Mummy was very upset as she drove home in the car. What was she going to tell her darling girls? Where would they live? She loved her girls more than anything else in the world, and the thought of them losing their only home just about broke her heart. 

But when she turned into the driveway of her house she just about had an accident. The front yard, which had been a pot-holed extension of the old garbage dump, had been neatly graded. For that matter, the old garbage dump had been neatly filled in. The old tannery was gone. Some men in plastic hats were painting her house. 

She got out of the car. Little Miss I Can Do That was holding the hand of a grader driver, who was showing her the various components of his grader engine. "The best part of course is the covered cab. Not only is it soundproofed, but it's air-conditioned as well.

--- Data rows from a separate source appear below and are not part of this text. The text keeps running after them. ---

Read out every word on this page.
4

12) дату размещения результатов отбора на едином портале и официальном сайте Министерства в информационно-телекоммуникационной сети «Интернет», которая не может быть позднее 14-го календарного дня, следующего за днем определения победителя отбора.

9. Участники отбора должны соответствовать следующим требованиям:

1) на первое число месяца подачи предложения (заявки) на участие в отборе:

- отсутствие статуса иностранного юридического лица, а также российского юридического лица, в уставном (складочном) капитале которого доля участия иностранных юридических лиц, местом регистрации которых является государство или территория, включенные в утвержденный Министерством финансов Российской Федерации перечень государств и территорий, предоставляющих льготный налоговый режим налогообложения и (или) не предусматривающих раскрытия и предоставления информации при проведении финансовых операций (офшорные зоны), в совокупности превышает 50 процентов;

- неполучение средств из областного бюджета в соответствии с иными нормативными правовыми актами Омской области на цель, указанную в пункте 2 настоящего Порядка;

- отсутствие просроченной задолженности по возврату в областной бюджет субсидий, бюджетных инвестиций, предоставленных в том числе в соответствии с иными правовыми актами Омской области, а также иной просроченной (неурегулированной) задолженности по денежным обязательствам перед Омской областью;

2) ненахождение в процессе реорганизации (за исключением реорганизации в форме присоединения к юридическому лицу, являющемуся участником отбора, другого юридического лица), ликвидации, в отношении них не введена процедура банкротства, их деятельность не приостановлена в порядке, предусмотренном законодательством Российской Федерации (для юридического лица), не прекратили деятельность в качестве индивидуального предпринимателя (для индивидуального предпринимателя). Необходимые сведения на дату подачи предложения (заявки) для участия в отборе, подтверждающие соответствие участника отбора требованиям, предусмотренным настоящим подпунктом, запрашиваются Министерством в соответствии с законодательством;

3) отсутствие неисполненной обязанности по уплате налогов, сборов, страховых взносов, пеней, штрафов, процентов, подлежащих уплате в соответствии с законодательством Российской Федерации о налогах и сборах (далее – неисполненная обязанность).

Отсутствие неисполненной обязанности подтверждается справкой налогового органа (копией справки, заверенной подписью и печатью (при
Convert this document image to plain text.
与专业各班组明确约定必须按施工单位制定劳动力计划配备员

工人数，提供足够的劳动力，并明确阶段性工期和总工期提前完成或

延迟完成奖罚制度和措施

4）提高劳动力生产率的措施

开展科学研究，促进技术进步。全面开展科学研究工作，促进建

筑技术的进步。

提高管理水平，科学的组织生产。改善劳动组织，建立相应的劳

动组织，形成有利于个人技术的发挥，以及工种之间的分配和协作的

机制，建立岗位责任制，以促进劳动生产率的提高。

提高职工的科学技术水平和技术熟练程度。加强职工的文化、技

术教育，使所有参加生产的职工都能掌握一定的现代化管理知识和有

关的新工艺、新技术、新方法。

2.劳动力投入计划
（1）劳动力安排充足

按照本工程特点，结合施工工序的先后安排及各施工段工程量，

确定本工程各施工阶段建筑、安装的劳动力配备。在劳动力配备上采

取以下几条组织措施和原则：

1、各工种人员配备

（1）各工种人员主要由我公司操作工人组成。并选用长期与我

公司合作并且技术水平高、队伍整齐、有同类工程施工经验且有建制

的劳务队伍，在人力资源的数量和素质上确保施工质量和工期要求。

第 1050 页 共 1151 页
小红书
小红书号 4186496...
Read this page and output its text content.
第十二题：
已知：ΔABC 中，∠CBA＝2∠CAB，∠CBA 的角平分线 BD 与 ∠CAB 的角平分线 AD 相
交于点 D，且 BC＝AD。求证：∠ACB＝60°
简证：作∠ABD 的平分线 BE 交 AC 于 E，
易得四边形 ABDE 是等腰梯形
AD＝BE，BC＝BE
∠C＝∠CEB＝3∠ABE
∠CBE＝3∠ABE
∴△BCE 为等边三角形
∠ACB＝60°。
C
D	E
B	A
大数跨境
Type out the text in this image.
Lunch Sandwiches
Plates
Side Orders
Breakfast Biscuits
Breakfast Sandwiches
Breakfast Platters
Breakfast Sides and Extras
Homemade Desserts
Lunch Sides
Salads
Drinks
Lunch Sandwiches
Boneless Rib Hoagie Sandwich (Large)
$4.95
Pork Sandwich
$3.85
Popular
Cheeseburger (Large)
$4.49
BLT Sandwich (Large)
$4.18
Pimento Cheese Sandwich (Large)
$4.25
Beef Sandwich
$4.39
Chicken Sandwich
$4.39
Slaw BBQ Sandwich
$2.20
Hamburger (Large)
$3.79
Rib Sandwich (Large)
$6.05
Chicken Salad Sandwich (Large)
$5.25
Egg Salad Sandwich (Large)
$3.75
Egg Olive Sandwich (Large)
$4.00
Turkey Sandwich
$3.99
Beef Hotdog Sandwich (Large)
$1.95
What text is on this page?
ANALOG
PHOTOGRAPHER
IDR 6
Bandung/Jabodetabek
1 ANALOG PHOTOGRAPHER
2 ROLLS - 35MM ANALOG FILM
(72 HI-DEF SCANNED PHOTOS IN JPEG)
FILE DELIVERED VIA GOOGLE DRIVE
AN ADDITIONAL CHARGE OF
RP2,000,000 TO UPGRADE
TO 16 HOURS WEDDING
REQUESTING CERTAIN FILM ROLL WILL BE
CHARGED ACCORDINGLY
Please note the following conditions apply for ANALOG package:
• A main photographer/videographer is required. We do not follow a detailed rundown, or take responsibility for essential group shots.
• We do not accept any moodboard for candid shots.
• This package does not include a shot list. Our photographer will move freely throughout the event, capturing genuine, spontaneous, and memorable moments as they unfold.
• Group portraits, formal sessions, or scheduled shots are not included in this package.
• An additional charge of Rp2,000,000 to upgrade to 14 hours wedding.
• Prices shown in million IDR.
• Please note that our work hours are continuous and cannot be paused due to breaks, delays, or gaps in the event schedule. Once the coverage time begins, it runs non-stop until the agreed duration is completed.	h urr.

Covered cabs are of course required by government regulations these days," the man was saying. 

Some men in plastic hats were planting grass on the freshly graded soil. She walked slowly inside, hardly believing her eyes, or indeed her ears. 
"Surely Gandhi would rank as the finest," a gruff voice was saying earnestly, and then a voice she recognised. 

"I don't think so, Mr Phatic. Mr Churchill is widely regarded as the finest orator of the century." 

Mummy stood watching as Little Miss Have A Chat carefully changed over the cassette tape. Beside her daughter was sitting , cross-legged, the biggest man she had ever seen. 

"Hello mummy. This is Mortimer. He's decided to fix our house for us and build a play-park next door. He told me he believes it to be a sound business decision, especially considering the alternative was his new grader heading for the Woolworths." 

"Afternoon, Mrs S," said Mortimer sheepishly. "Always try to do me best for long standing tenants. Just then Little Miss I Can Do That ran inside and grabbed mummy's leg, and pointed to the grader. 

"I can do that,' she said excitedly.
 
"I do believe you can," said mummy. 

And they lived happily ever after in their house. Mr Phatic was true to his word and built a play-park next door with a very long twisty slippery dip and high swings. And Little Miss I Can Do That grew up to be a chemical engineer, while Little Miss Have A Chat grew up, of course, to be an industrial negotiator.